Nancy Drew Author Had Connections to Maya Pyramids and Central America
Who of us girls, as young teens, did not love Nancy Drew? The sleuth with a voracious appetite for getting into scary trouble, being at the center of crime scenes and mysteries? Who taught us how to signal SOS with a tube of lipstick, break out of a window using spike heels, and to always keep an overnight bag in the car, just in case?
CAROLYN KEENE? NO
For years I thought Carolyn Keene was Nancy's author but later discovered that was a pen name for Mildred Wirt Benson who would write 135 books, and 23 of the first Nancy Drew detective tales that came to shape Nancy's "steely bravery" according to an article by Jennifer Fisher in Zócalo. Benson's image of Nancy would create "the tenacious, bold and independent heroine we have come to know." The real author of our favorite "girl" detective was an Iowa homegrown born in 1905, daughter of a country doctor, and the first student—male or female— to earn a masters degree in Journalism from University of Iowa (later home to the Iowa Writers Workshop). For fifty years Benson worked in journalism when not penning famous mysteries, covering the courthouse beat and crime and corruption at The Toledo Blade and The Toledo Times.
HEADING TO NYC
As a child Benson was an avid reader of children's classics. Her first short story, "The Courtesy," appeared in St. Nicholas, a children's magazine, and won her second place in a monthly contest. Finding Iowa too dull for a woman with an agenda, she ventured to NYC and landed a job with an icon in publishing, Edward Stratemeyer. Fortune Magazine said of Stratemeyer in 1934, "As oil and gas has its Rockefeller, literature has its Stratemeyer."

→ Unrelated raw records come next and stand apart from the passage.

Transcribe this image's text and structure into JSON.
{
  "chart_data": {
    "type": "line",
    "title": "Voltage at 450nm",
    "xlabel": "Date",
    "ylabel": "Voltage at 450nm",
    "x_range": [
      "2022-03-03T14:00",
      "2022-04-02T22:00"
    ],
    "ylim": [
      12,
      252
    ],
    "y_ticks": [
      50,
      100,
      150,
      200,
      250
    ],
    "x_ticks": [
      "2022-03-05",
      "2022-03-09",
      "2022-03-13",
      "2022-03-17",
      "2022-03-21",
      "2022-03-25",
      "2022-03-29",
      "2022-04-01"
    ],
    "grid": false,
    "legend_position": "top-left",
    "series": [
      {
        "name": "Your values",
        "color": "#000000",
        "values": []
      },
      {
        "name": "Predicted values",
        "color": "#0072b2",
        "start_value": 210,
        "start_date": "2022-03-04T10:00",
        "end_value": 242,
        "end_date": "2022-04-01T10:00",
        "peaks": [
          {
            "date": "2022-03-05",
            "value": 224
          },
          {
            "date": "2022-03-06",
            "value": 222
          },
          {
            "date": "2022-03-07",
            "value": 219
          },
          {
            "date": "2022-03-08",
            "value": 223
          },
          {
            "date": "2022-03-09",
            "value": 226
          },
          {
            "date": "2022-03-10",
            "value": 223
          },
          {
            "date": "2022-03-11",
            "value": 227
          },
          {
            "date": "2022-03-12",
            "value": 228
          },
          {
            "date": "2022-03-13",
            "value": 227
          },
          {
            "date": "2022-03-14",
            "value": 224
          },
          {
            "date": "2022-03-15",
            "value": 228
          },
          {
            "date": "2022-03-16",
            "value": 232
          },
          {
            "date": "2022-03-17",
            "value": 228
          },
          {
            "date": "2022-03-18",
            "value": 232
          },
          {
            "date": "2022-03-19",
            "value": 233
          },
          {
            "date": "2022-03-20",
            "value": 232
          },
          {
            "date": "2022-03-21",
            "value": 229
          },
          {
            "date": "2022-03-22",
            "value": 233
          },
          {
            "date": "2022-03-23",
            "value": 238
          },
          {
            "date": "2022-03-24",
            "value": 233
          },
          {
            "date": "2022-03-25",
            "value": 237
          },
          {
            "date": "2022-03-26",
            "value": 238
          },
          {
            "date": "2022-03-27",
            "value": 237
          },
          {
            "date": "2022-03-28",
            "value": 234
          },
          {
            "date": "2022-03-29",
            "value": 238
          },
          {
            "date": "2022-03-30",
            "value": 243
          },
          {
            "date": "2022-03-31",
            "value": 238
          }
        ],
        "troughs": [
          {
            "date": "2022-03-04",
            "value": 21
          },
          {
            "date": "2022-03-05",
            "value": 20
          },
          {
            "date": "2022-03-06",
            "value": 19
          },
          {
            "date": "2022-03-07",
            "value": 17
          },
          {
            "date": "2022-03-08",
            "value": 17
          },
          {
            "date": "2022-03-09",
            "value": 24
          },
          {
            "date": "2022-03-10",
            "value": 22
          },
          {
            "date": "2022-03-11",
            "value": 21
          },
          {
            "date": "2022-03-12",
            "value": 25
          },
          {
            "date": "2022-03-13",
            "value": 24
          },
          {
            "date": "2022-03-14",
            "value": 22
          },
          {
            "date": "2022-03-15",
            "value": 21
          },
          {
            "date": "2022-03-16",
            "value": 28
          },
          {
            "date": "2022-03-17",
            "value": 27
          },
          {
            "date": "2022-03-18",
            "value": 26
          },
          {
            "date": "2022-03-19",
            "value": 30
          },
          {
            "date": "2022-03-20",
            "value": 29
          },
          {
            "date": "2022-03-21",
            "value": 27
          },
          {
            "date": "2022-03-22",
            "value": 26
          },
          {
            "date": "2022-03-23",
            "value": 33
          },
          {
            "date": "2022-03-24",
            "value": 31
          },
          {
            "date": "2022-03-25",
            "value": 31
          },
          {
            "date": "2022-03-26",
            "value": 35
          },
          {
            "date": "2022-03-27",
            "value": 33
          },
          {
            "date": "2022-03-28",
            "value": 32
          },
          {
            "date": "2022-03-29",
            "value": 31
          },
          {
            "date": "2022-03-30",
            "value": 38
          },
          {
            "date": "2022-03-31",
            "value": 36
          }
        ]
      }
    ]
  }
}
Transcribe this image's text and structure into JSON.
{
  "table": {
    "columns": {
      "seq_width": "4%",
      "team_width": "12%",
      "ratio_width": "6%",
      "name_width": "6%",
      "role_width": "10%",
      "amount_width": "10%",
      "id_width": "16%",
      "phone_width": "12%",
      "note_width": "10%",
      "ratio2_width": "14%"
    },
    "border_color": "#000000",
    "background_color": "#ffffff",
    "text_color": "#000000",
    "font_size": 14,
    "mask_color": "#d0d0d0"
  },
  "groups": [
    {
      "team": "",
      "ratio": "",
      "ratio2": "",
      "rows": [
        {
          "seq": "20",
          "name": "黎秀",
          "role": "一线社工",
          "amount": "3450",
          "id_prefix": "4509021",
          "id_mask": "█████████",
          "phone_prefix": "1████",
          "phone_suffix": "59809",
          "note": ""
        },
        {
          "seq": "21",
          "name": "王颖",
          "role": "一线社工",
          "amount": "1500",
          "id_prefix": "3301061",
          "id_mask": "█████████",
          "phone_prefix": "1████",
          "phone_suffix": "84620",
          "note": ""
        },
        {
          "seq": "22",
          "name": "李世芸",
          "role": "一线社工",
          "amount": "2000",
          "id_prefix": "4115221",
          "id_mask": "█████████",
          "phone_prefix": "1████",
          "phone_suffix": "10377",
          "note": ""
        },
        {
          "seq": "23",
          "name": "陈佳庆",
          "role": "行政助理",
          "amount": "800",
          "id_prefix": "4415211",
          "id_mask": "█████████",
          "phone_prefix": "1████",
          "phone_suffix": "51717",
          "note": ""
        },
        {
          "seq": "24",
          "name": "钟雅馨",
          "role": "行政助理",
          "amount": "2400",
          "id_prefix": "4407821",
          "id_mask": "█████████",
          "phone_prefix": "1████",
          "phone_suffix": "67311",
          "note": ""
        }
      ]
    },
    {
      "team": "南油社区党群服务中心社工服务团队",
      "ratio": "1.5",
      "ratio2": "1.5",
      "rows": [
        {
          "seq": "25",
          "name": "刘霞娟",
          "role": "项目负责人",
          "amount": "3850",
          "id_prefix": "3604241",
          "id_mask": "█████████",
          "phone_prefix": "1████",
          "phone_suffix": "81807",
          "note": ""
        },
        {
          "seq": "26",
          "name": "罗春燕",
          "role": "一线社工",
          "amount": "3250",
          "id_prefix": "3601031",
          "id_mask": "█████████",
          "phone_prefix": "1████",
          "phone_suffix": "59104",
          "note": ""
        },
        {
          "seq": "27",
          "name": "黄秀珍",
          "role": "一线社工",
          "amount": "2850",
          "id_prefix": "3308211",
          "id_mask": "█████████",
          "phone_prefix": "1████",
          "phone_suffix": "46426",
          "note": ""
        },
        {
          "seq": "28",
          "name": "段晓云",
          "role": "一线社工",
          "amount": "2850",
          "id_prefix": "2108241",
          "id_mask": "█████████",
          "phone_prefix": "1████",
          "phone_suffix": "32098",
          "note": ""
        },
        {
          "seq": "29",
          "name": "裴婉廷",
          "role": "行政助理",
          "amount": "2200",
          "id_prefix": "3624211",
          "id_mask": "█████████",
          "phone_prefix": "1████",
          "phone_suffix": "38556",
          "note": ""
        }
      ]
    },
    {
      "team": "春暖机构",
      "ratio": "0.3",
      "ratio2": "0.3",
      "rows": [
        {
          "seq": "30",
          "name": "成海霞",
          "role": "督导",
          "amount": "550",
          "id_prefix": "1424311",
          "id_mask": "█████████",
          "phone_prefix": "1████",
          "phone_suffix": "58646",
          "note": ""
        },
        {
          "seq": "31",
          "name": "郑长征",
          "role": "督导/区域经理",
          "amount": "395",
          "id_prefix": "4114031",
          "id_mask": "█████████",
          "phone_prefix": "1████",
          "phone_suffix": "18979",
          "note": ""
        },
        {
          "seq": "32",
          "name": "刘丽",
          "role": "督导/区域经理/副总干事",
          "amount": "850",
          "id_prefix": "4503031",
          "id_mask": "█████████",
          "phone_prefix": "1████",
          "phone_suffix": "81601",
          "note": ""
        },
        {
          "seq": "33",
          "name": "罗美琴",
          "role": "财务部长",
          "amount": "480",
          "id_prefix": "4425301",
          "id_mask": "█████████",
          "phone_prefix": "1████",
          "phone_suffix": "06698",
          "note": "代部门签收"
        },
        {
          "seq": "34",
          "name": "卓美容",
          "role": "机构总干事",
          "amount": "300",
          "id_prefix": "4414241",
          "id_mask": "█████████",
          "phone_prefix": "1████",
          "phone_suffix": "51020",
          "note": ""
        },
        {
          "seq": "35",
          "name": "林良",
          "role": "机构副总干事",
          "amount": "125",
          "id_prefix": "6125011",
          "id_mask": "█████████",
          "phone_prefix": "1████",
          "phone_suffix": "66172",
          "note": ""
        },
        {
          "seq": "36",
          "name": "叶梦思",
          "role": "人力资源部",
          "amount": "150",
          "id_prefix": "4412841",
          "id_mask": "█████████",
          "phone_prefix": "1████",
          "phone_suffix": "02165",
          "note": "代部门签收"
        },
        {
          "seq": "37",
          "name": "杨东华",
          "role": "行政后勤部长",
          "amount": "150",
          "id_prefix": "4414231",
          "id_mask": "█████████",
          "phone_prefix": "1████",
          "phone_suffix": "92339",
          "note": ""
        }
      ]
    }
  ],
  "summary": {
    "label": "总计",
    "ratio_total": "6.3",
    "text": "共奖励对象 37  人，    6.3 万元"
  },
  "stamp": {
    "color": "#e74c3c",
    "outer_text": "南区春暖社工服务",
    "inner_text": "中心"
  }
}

Stratemeyer published The Bobbsey Twins and The Hardy Boys and famously hired ghost writers for a flat monthly fee. Benson's pen name remained a mystery until the 1970s when researchers discovered Benson was the Oz behind the curtain. During the Great Depression and WWII, parents were candid with their children, according to Fisher's article, and didn't hide life's gravities. Enter Nancy Drew, a new kind of heroine for a new age of young girls. Stratemeyer penned a three-page outline for Benson, and depicted her as an "up-to-date American girl at her best, bright, clever, resourceful, and full of energy."
TREATED AS AN EQUAL
In 1973, Benson wrote an essay about her famous heroine, stating Nancy was treated as an equal by her father and by many in law enforcement and she never gave up when the going got tough. Her spirit struck a chord. Nancy Drew personified "the dream image which exists within most teenagers," Benson said. According to Fisher's article, this 1930s teen remained culturally relevant for more than 80 years, eve as young women's roles changed dramatically. Mothers and grandmothers passed the books down to their daughters. "Women still tell me how they identified with Nancy Drew and that Nancy Drew gave them confidence to be whatever they wanted to be," Benson told an interviewer in 1999.
MAYA CONNECTION
But Benson, perhaps, was her own best role model for the very Nancy Drew we all came to love. She trained as a pilot in the 1960s. Traveling solo, she flew down to Guatemala to view ancient Maya pyramid sites. She traipsed through crocodile-infested rivers and hacked her way through jungles with a machete. In a particularly harrowing very Nancy Drew like experience, she was even locked inside a room in Guatemala by locals who thought she knew too much about criminal activity in their town. Channeling Nancy, she overpowered one of her captors and escaped. "Like any good sleuth," Fisher goes on to explain, "she later returned to Guatemala to learn more about what had happened to her."
THE SMITHSONIAN
In the 1990s, twenty years after dedicated Nancy Drew lovers had outed Keene's pen name and id'd Mildred Wirt Benson as Drew's character creator, Benson donated a series of papers she'd written about her heroine, along with her trusty Underwood typewriter used for creating Nancy, to the Smithsonian where it sits to this day. And finally the mystery author got public credit in her native Iowa in 1993 when the University of Iowa had a Nancy Drew Conference. That same year, she was named Person of the Week by ABC's Peter Jennings.
Asked later if she would ever give up writing, Benson said, "The undertaker will have to pry me away from my typewriter." That's pretty much what happened. At 96, in 2002, she was sitting at her trusty Underwood when she died.